What React's concurrent scheduler now does:
- When a new token arrives mid-render, the in-flight deferred render is abandoned and a fresh one starts with the latest text.
- When the main thread has urgent work (typing, scroll, layout), the Streamdown render gets deprioritized — input stays responsive even while a 100 ms parse is queued.
Streamdown already uses useTransition internally for its block-array
setState; useDeferredValue here just lifts the deferral all the way up
to the consumer text boundary, so the whole pipeline — preprocess,
block split, repair, parse, render — runs at low priority during streaming.
This is the industry-standard approach (see
Streamdown architecture analysis
and Chrome's LLM-response render best practices).
A/B on the 34 MB session, 300 tokens at 50 tok/sec, markdown chunks (four trials each, prod-throttle (33 ms) on for both):
| avgFps | p99 frame | LTs / 5 s | max LT | typing p95 | |
|---|---|---|---|---|---|
| pre-defer | 54.3 | 41 ms | 1.7 | 110 ms | ~17 ms |
| post-defer | 58.5 | 31 ms | 2.0 | 117 ms | 14-18 ms |
Longtask count and max LT are unchanged — useDeferredValue doesn't
reduce CPU, only its priority.
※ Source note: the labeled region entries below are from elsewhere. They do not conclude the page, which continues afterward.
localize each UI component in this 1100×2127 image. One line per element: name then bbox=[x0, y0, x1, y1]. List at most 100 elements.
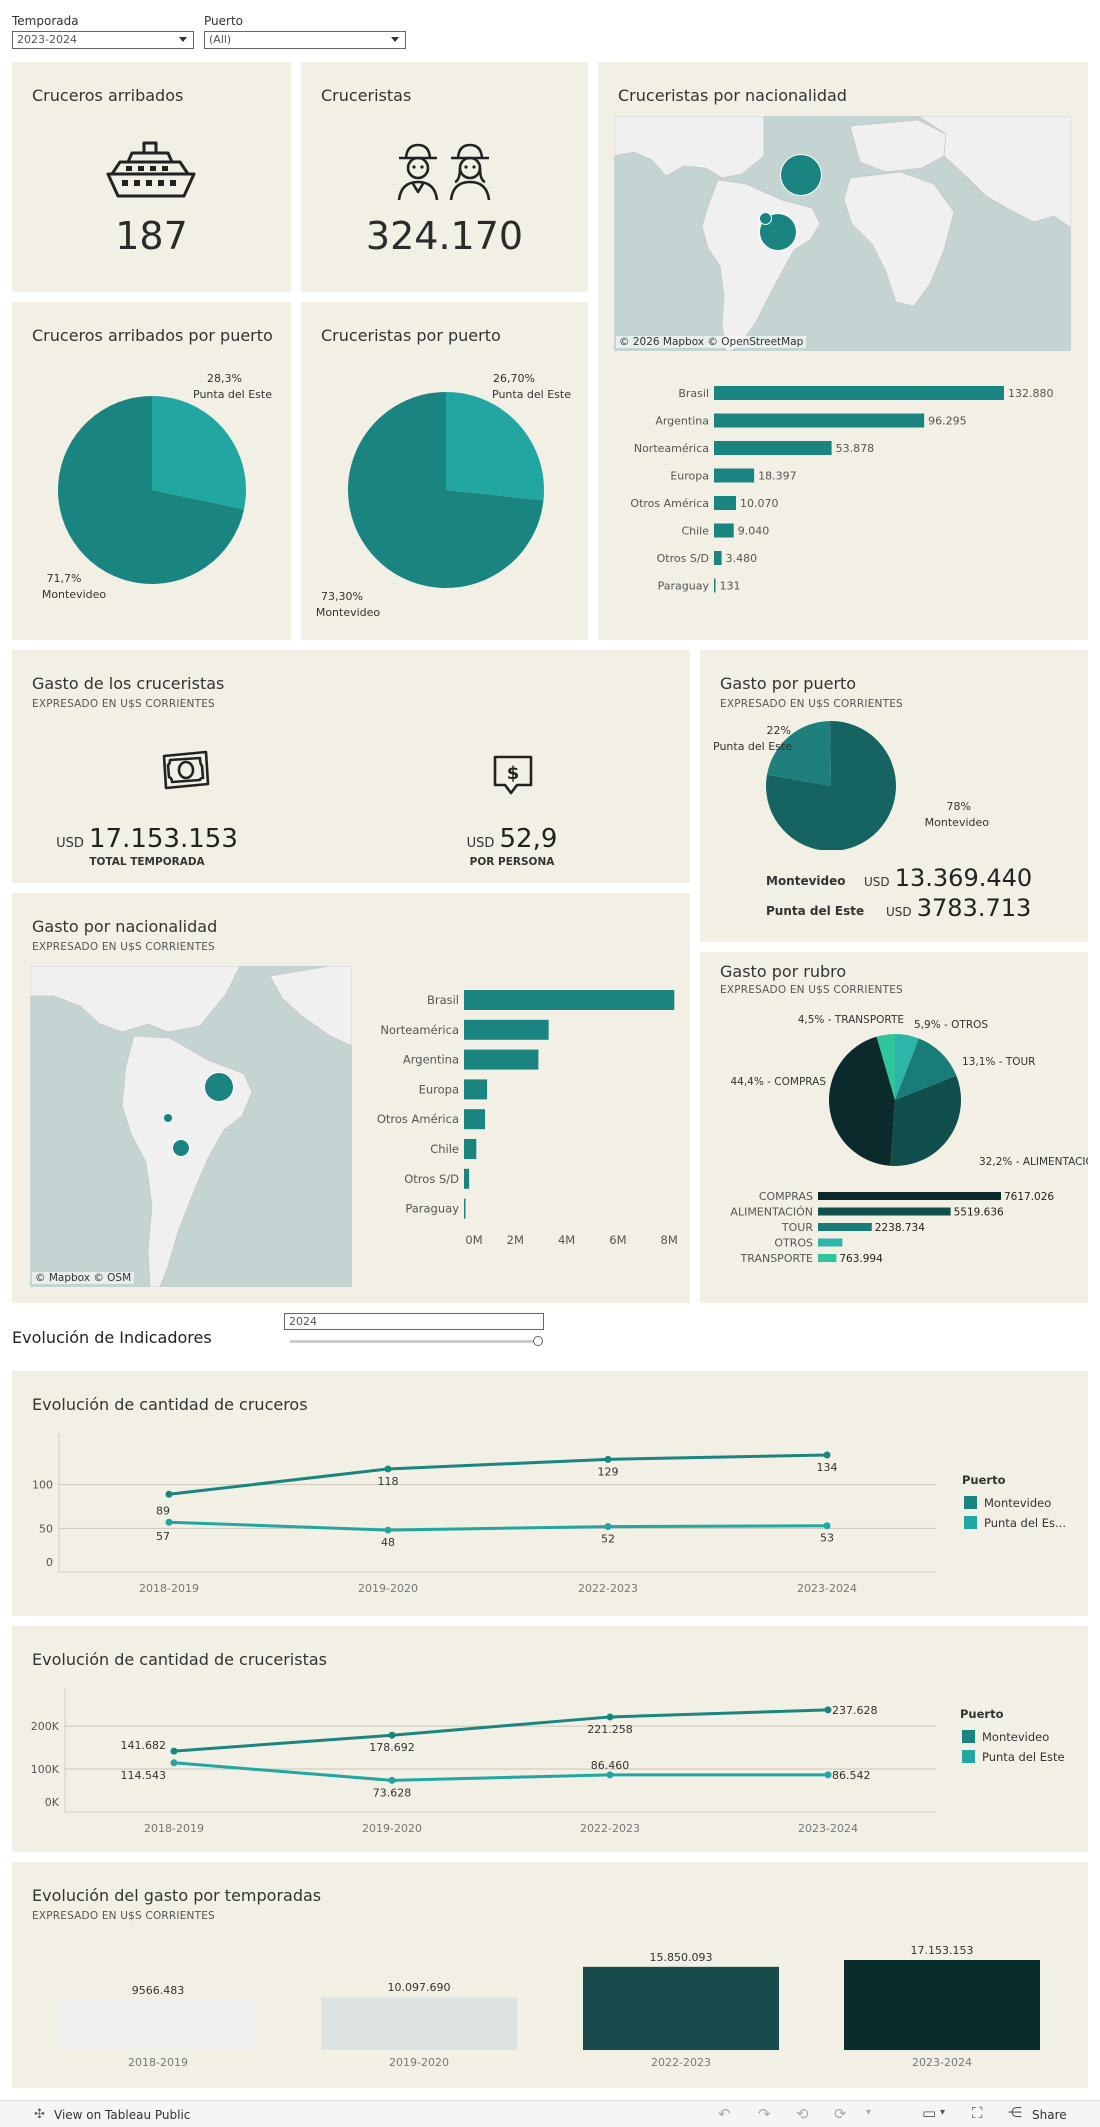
share-icon[interactable]: ⋲ bbox=[1008, 2105, 1022, 2121]
x-tick-label: 2M bbox=[507, 1233, 524, 1247]
x-tick-label: 2019-2020 bbox=[358, 1582, 418, 1595]
world-map[interactable]: © 2026 Mapbox © OpenStreetMap bbox=[614, 116, 1071, 351]
bar-category-label: TOUR bbox=[781, 1221, 813, 1234]
gasto-puerto-value: 3783.713 bbox=[916, 894, 1032, 922]
bar bbox=[714, 441, 832, 455]
pause-chevron-icon[interactable]: ▾ bbox=[866, 2107, 872, 2118]
chevron-down-icon bbox=[391, 37, 399, 42]
evo-cruceristas-panel: Evolución de cantidad de cruceristas 0K 1… bbox=[12, 1626, 1088, 1852]
data-point bbox=[388, 1776, 396, 1784]
kpi-cruceros-title: Cruceros arribados bbox=[32, 86, 184, 105]
gasto-map[interactable]: © Mapbox © OSM bbox=[30, 966, 352, 1287]
x-tick-label: 4M bbox=[558, 1233, 575, 1247]
legend-swatch bbox=[964, 1516, 977, 1529]
bar-category-label: Norteamérica bbox=[380, 1023, 459, 1037]
map-bubble-argentina[interactable] bbox=[172, 1139, 190, 1157]
revert-icon[interactable]: ⟲ bbox=[796, 2105, 809, 2123]
pie-percent-label: 78% bbox=[947, 800, 971, 813]
bar-value-label: 15.850.093 bbox=[650, 1951, 713, 1964]
data-label: 114.543 bbox=[121, 1769, 167, 1782]
map-bubble-paraguay[interactable] bbox=[759, 212, 772, 225]
year-slider-handle[interactable] bbox=[533, 1336, 543, 1346]
gasto-total-label: TOTAL TEMPORADA bbox=[89, 856, 205, 868]
chart-title: Evolución del gasto por temporadas bbox=[32, 1886, 322, 1905]
gasto-puerto-row: USD 13.369.440 bbox=[864, 864, 1032, 892]
gasto-puerto-value: 13.369.440 bbox=[894, 864, 1033, 892]
bar-category-label: ALIMENTACIÓN bbox=[730, 1206, 813, 1219]
pie-label: 44,4% - COMPRAS bbox=[730, 1076, 826, 1088]
bar bbox=[464, 1109, 486, 1130]
map-bubble-argentina[interactable] bbox=[759, 213, 797, 251]
gasto-puerto-currency: USD bbox=[886, 905, 912, 919]
temporada-label: Temporada bbox=[12, 14, 79, 28]
bar-chart-gasto-nacionalidad: Brasil Norteamérica Argentina Europa Otros A… bbox=[377, 990, 678, 1247]
undo-icon[interactable]: ↶ bbox=[718, 2105, 731, 2123]
x-tick-label: 2018-2019 bbox=[128, 2056, 188, 2069]
pie-category-label: Punta del Este bbox=[193, 388, 272, 401]
bar bbox=[464, 1139, 477, 1159]
pie-label: 32,2% - ALIMENTACIÓN bbox=[979, 1155, 1088, 1168]
device-layout-icon[interactable]: ▭ bbox=[922, 2104, 937, 2122]
year-slider-track[interactable] bbox=[290, 1340, 540, 1343]
bar-value-label: 9566.483 bbox=[132, 1984, 185, 1997]
pie-percent-label: 71,7% bbox=[47, 572, 82, 585]
gasto-per-label: POR PERSONA bbox=[469, 856, 555, 868]
kpi-cruceros-value: 187 bbox=[115, 214, 188, 258]
pie-chart-gasto-puerto: 22% Punta del Este 78% Montevideo bbox=[713, 721, 990, 850]
bar bbox=[464, 1079, 488, 1100]
map-bubble-brasil[interactable] bbox=[204, 1072, 234, 1102]
map-bubble-chile[interactable] bbox=[164, 1114, 172, 1122]
x-tick-label: 0M bbox=[465, 1233, 482, 1247]
fullscreen-icon[interactable]: ⛶ bbox=[972, 2104, 983, 2122]
pie-category-label: Montevideo bbox=[42, 588, 107, 601]
chevron-down-icon[interactable]: ▾ bbox=[940, 2107, 946, 2118]
puerto-select[interactable]: (All) bbox=[204, 31, 406, 49]
series-line bbox=[168, 1520, 828, 1532]
bar-category-label: Europa bbox=[670, 470, 709, 483]
pie-chart-cruceros: 28,3% Punta del Este 71,7% Montevideo bbox=[42, 372, 272, 601]
map-bubble-small[interactable] bbox=[807, 182, 811, 186]
map-shapes bbox=[30, 966, 352, 1287]
x-tick-label: 2023-2024 bbox=[912, 2056, 972, 2069]
bar-value-label: 2238.734 bbox=[875, 1222, 925, 1234]
data-point bbox=[824, 1771, 832, 1779]
refresh-icon[interactable]: ⟳ bbox=[834, 2105, 847, 2123]
temporada-select[interactable]: 2023-2024 bbox=[12, 31, 194, 49]
gasto-nacionalidad-panel: Gasto por nacionalidad EXPRESADO EN U$S … bbox=[12, 893, 690, 1303]
bar-value-label: 10.097.690 bbox=[388, 1981, 451, 1994]
map-bubble-brasil[interactable] bbox=[780, 154, 822, 196]
series-line bbox=[168, 1453, 828, 1496]
kpi-cruceristas-panel: Cruceristas 324.170 bbox=[301, 62, 588, 292]
legend-swatch bbox=[962, 1730, 975, 1743]
gasto-rubro-panel: Gasto por rubro EXPRESADO EN U$S CORRIEN… bbox=[700, 952, 1088, 1303]
bar-category-label: Otros S/D bbox=[657, 552, 709, 565]
gasto-puerto-currency: USD bbox=[864, 875, 890, 889]
bar-category-label: COMPRAS bbox=[759, 1190, 813, 1203]
bar-value-label: 53.878 bbox=[836, 442, 875, 455]
year-input[interactable]: 2024 bbox=[284, 1313, 544, 1330]
bar-value-label: 18.397 bbox=[758, 470, 797, 483]
evo-gasto-panel: Evolución del gasto por temporadas EXPRE… bbox=[12, 1862, 1088, 2088]
evo-cruceros-panel: Evolución de cantidad de cruceros 0 50 100… bbox=[12, 1371, 1088, 1616]
gasto-subtitle: EXPRESADO EN U$S CORRIENTES bbox=[32, 698, 215, 710]
bar bbox=[714, 386, 1004, 400]
view-on-tableau-link[interactable]: View on Tableau Public bbox=[54, 2108, 191, 2122]
series-line bbox=[173, 1761, 829, 1782]
pie-slice bbox=[829, 1036, 895, 1166]
bar-category-label: Brasil bbox=[678, 387, 709, 400]
bar bbox=[714, 551, 722, 565]
redo-icon[interactable]: ↷ bbox=[758, 2105, 771, 2123]
pie-label: 13,1% - TOUR bbox=[962, 1056, 1035, 1068]
pie-category-label: Montevideo bbox=[925, 816, 990, 829]
share-button[interactable]: Share bbox=[1032, 2108, 1067, 2122]
bar-category-label: Argentina bbox=[403, 1053, 459, 1067]
map-title: Cruceristas por nacionalidad bbox=[618, 86, 847, 105]
chart-title: Evolución de cantidad de cruceros bbox=[32, 1395, 308, 1414]
cruise-ship-icon bbox=[106, 141, 196, 198]
bar bbox=[818, 1223, 872, 1231]
tableau-logo-icon: ✣ bbox=[34, 2107, 45, 2122]
bar bbox=[714, 523, 734, 538]
data-label: 52 bbox=[601, 1533, 615, 1546]
x-tick-label: 2022-2023 bbox=[578, 1582, 638, 1595]
chart-title: Evolución de cantidad de cruceristas bbox=[32, 1650, 327, 1669]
The avgFps lift and p99 frame drop are
the proof that the existing CPU is no longer blocking 60 fps cadence:
when React can defer the parse, frames stay clean. One particularly
clean run logged MUTATIONS=0 — React skipped every intermediate
text state and only committed the final one, the textbook
useDeferredValue behaviour.
Not fixed: Streamdown markdown re-parse cost (the elephant)
Total CPU spent in micromark/mdast/hast pipeline per 5 s window is still
the same ~700 ms. With useDeferredValue that work no longer blocks
input, but if you watch a CPU profile you'll see the same hot functions
(Tn$1, bn$1, m$1, parser, compile).
The path to actually reduce that cost (not just defer it) is to
replace the parser with a state machine like
Flowdown — process each
character exactly once, emit DOM ops directly, no re-parse of the prefix
on every token. Claimed ~2,000× over marked. Trades: not a
react-markdown-compatible API, no rehype security pipeline, would
require replacing Streamdown wholesale. Worth investigating only if
even the deferred work shows up in user-perceptible ways (e.g.
trackpad-scrolling a stream-in-progress stutters).
The synthetic harness now mirrors the real upstream pipeline via the
flushMinMs option in __PERF_DRIVE__.stream({ flushMinMs: 33 }), so
future Streamdown / Flowdown experiments can A/B without LLM credit cost.
The synthetic numbers tracked the one real-LLM run we caught within
noise, so it's a reliable proxy.
Possible approaches (none implemented here):
- Coalesce/throttle Streamdown updates — render at most every 32 ms instead of every set-state. Reduces parses but doesn't reduce per-parse cost; trades latency for smoothness.
- Memoize per-prefix — diff the new text against the prior parsed version; only re-parse the changed suffix.
- Render in stable segments — close-form historical paragraphs as
immutable React nodes; only the live tail goes through markdown each
token. Probably the highest-impact change but requires forking or
patching
@assistant-ui/react-streamdown. - Move parsing to a Web Worker — main thread no longer blocks on markdown. Largest surgery; requires double-buffered hast.
Vite dev-build issue (separate)
http://127.0.0.1:5174/node_modules/.vite/deps/react.js resolves to
react/cjs/react.production.js, and react-dom_client.js →
react-dom-client.production.js. As a result:
<React.Profiler>onRenderis never called (production build is a no-op).import.meta.env.DEVisfalse,PRODistrueeven undervite dev(henceMODE !== 'production'as the workaround inmain.tsx).- All the React 19 dev-only warnings/devtools backend hooks are absent.
Root cause likely sits in vite.config.ts aliasing + dedupe + Vite 8's
new optimizeDeps defaults. Worth a separate fix pass — when it's
resolved, the <PerfProbe> blocks in perf-probe.tsx become useful
(per-id commit timings) instead of inert.